La virgen del barranco


Por Santiago Gil

A veces no te das cuenta de que ya no está lo que veías hasta que desaparece del lugar en el que creías que no lo estabas viendo cada mañana. Caminas cien veces por una calle y te crees que no estás mirando todo lo que no racionalizas, pero sí lo anotan tus ojos como para contarte que el mundo está en orden aunque tú no te des cuenta.
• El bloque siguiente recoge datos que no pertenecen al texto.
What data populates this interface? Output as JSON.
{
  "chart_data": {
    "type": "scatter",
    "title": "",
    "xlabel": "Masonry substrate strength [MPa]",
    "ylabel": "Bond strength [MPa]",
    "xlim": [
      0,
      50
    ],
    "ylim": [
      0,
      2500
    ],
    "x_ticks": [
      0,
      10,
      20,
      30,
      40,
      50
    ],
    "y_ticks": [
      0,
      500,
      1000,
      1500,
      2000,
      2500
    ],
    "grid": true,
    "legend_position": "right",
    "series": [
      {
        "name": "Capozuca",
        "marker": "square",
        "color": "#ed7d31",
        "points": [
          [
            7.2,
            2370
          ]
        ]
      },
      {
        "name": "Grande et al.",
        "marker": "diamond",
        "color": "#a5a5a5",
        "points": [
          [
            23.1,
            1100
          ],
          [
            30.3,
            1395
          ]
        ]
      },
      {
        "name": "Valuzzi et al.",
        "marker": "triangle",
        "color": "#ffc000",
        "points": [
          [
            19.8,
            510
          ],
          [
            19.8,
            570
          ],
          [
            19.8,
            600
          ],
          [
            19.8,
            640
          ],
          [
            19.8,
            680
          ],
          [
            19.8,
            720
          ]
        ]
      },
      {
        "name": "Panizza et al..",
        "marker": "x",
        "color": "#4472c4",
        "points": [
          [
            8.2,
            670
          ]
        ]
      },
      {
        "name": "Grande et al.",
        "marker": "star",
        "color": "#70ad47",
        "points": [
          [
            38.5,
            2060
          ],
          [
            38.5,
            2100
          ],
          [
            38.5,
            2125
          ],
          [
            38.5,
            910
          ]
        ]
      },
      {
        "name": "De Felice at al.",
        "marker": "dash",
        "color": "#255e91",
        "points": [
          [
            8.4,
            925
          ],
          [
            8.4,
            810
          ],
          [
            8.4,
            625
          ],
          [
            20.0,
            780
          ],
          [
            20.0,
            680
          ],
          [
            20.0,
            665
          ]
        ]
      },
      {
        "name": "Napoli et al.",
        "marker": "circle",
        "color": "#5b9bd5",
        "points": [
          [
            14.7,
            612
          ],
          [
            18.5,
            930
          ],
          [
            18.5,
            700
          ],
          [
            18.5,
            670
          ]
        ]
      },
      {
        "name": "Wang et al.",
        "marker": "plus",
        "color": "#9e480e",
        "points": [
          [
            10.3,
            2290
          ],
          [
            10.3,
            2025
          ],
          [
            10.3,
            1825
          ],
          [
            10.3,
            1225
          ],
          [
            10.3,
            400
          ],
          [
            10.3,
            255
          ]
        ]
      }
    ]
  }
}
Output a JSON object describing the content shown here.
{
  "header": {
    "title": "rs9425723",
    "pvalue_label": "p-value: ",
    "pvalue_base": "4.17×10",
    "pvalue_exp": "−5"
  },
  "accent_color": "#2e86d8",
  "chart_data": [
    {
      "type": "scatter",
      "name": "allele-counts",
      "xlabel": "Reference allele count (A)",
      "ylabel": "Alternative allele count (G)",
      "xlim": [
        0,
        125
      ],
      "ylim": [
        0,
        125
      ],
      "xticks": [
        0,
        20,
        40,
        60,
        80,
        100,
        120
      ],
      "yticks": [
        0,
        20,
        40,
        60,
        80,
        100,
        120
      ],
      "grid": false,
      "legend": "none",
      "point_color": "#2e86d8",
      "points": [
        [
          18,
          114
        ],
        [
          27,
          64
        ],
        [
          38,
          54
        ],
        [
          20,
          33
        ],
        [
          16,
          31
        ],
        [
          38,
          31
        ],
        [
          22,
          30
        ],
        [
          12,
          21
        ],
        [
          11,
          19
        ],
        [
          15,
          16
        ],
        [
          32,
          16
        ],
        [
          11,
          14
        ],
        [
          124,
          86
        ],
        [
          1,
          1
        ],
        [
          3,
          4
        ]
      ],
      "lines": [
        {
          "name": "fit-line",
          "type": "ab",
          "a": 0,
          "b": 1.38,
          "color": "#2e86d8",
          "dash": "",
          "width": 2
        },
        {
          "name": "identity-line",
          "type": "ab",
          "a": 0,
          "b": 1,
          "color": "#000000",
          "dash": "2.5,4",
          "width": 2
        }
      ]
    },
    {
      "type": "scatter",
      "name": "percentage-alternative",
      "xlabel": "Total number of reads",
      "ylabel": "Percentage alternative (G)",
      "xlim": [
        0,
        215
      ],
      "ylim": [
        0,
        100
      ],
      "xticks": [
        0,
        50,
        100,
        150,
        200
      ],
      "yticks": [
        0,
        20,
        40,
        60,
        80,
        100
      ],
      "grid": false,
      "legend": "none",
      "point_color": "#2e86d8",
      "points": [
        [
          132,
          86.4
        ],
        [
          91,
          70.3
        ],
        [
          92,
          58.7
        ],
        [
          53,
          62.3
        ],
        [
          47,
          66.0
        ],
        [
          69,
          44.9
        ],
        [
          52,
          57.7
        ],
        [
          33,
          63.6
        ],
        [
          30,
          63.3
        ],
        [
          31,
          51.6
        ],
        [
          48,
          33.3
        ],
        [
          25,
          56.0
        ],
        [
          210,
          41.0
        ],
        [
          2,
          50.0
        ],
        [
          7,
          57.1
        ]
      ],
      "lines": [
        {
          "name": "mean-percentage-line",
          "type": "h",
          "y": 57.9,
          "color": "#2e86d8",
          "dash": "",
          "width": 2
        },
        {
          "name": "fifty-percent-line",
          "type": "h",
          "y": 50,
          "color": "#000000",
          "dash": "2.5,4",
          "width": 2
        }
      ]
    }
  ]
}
El día que falta un adoquín, un maniquí de un escaparate o cuando cambian el color de una puerta, sí te detienes y descubres que alguien ha cambiado tu paisaje rutinario, bello sin que te dieras cuenta porque lo tenías siempre delante, tan tuyo que cuando varía aparece una extraña nostalgia y un cierto arrepentimiento por no haberte detenido más veces allá de donde tus ojos nunca pasaban de largo.

Durante todos estos años he pasado delante de una virgen que estaba en una pequeña cueva del barranco de Guiniguada, justo antes de llegar a la Fuente Morales. Era una recreación sencilla y luminosa ante la que me detuve la primera vez que pasé delante. Luego he ido corriendo muchas veces y miraba a la derecha si bajaba o a la izquierda sí subía el cauce del barranco en ese pequeño puente que separa un desnivel que dejaron las aguas cuando hacían resonar su rumor atávico de piedras y de barro entre los riscales, las palmeras y los álamos. Sabía que estaba aunque no fuera consciente de lo que enfocaban mis ojos en su visión panorámica, y así  fue durante años, y así hubiera sido en todos los años que espero transitar por ese barranco mágico en el que se ha escrito tanta historia desconocida y tantas gestas que recogen los libros. Justamente, recuerdo que hace años, cuando publiqué la fotografía en Facebook, J.J. Laforet escribió diciendo que la conocían como la Virgen del Barranco desde que la colocaron unos vecinos hacía muchos años. La gente que pasaba ponía lapas, monedas, flores o pequeñas velas. Todos fueron respetando la presencia de aquella figura que formaba parte del Guiniguada como todas esas vírgenes o cuevas con exvotos que uno encuentra en los barrancos y en las montañas de la isla. Pero el dos de junio, al pasar por delante de la pequeña cueva, ya no estaba la Virgen: la habían robado, y en su lugar habían dejado un Nacimiento decapitado. A lo mejor estamos a tiempo y quien la tiene se acerca y la deja otra vez en su sitio, pero mucho me temo que la maldad volvió a cruzar el camino del barranco y que ese arrepentimiento no tiene cabida en un mundo tan poco respetuoso con la belleza.

 No tenía ningún valor económico, ni artístico, pero llenaba aquel espacio con la energía de quienes la habían colocado como una humilde imagen de los caminos, casi como la sombra de cualquiera de nosotros cuando transitamos debajo de los grandes riscales y de las palmeras que se alzan muy por encima de nuestras presencias y de nuestras efímeras egolatrías.

En los días posteriores al confinamiento, el barranco se llenó de nuevos corredores y senderistas que se sorprendieron de que ese espacio tan edénico y tan bello estuviera casi a las puertas de sus casas, pero también se conoce que atrajo a machangos de los que siguen empeñados en destrozar todo aquello que hermosea los caminos. Muy cerca, vi unas cuantas higueras silvestres reverdecidas, y también cientos de mariposas volando entre el verdor de la primavera. Estaban antes que nosotros y que esos símbolos que a veces colocamos en los cuevas o en los senderos. El ser humano sigue siendo el mismo antes y después de la Covid. Incluso me atrevería a decir que muchos, en lugar de aprender a vivir un poco más en paz y en armonía, han salido todavía más destrozadores, más vocingleros y más desaprensivos.